To see David Guttenfelder’s work, visit www.davidguttenfelder.com or follow him on Instagram (@dguttenfelder).
“Rwandan refugees were pouring into Tanzania, where I had studied, and I thought if I was ever going to do something bigger, this was it. I knew the language, and these were people I cared about. So, I quit my job, emptied my savings account, packed everything into a backpack, and got on a plane,” he says. “The day I got there, I hitchhiked into Rwanda and started taking pictures.”
Assignments from the AP and The New York Times soon followed, and then an AP contract.
“I ended up spending the rest of my 20s in Africa, going from one conflict to the next—Sierra Leone, Liberia, Zaire, Somalia. Then I was sent to Kosovo, and to Israel and Gaza,” he says. “Then 9/11 happened and I spent my 30s covering the wars in Iraq, Afghanistan, and Gaza.”

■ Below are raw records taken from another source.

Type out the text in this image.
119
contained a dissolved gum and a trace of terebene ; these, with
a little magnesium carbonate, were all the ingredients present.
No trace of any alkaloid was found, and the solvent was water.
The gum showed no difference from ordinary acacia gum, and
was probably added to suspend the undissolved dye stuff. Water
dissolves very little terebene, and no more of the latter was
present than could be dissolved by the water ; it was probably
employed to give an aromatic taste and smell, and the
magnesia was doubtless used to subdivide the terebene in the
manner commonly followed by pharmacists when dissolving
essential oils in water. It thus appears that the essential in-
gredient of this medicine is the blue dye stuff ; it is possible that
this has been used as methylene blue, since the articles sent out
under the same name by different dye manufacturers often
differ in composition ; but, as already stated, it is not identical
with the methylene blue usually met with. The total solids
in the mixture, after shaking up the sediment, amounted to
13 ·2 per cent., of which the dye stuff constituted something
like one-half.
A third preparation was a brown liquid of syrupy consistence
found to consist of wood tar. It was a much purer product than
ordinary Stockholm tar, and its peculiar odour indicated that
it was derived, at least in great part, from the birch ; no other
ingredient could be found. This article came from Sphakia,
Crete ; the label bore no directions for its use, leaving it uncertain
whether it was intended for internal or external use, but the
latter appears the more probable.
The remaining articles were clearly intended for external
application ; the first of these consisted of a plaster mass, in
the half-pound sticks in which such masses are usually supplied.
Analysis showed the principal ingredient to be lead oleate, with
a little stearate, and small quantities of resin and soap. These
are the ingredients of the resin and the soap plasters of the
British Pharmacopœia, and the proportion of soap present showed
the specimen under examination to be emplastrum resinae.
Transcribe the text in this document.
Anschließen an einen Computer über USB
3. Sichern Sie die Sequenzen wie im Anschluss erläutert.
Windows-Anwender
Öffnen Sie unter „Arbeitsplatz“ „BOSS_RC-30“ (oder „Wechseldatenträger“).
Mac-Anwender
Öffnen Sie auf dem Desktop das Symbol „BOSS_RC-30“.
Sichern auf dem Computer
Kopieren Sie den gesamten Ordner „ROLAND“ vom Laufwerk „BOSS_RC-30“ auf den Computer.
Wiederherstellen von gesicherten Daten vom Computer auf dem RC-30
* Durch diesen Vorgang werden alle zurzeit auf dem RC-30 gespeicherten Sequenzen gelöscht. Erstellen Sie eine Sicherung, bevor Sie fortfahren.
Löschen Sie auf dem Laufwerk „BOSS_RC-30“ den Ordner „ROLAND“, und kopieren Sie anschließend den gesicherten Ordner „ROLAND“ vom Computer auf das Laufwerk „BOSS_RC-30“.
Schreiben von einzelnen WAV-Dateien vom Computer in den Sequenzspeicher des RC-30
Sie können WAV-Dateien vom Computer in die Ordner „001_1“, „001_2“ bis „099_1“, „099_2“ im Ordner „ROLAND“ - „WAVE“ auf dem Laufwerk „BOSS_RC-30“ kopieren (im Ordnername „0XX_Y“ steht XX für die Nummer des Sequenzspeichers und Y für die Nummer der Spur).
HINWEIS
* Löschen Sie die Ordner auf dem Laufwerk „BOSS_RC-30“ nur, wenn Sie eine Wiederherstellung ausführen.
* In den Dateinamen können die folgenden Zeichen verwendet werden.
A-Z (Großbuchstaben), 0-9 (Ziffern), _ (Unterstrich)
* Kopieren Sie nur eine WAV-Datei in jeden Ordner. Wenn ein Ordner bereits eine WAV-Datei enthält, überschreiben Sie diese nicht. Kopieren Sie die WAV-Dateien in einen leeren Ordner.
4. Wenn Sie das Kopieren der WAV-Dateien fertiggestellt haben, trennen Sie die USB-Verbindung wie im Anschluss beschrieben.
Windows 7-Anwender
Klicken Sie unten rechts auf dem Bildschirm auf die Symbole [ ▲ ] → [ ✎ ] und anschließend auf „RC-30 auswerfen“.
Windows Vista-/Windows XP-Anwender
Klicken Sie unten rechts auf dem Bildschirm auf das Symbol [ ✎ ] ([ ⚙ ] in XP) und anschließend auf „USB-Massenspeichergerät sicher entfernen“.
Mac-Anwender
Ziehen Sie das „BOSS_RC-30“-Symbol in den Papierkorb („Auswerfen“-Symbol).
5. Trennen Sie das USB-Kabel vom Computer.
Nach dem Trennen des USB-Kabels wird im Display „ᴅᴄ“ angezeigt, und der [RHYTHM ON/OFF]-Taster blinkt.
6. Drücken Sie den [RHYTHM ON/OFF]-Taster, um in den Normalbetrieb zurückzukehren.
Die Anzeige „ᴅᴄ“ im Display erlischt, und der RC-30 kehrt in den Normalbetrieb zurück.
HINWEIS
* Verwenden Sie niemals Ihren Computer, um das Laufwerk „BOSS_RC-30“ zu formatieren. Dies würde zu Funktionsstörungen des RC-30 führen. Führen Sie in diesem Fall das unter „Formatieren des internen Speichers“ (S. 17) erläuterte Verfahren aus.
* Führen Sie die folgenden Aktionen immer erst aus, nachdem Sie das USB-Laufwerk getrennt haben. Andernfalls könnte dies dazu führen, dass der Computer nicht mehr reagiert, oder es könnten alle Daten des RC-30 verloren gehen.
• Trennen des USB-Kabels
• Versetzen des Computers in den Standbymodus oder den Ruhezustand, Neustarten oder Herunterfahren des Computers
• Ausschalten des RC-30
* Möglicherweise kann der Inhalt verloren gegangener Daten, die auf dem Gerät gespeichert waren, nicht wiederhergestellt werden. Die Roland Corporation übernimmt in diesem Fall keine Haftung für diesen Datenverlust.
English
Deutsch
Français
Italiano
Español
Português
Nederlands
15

His goal was “to get as close to the eye of the storm” as he could to document the lives of those who had to live in the middle of the conflicts. Guttenfelder says his adventurous spirit and focused personality made him a good fit for the job—and ultimately served him well in 2011 when he became the only Western photographer to have regular access to North Korea.
Guttenfelder traveled to the country roughly 40 times and estimates he spent about a year and a half there over the course of those visits.
“The perceptions most Americans have of North Koreans are so different from what I saw there,” he says. “I captured everyday moments we all can relate to: a father tenderly holding a daughter, a family saying goodbye at a bus station, people commuting to work. But somehow I still have arguments with people who think it’s a façade and who think it’s a radical idea that these are people worthy of understanding.”
Although he now works with National Geographic, taking assignments for digital and print pieces, leading workshops, and giving public talks, he hopes to return to North Korea and continue practicing the work ethic he learned at The Daily Iowan.
“The Daily Iowan was where I learned right from wrong. It’s been a guide for me, and I’ve built on that,” he says. “I’m doing exactly the same thing now, with a bigger focus.”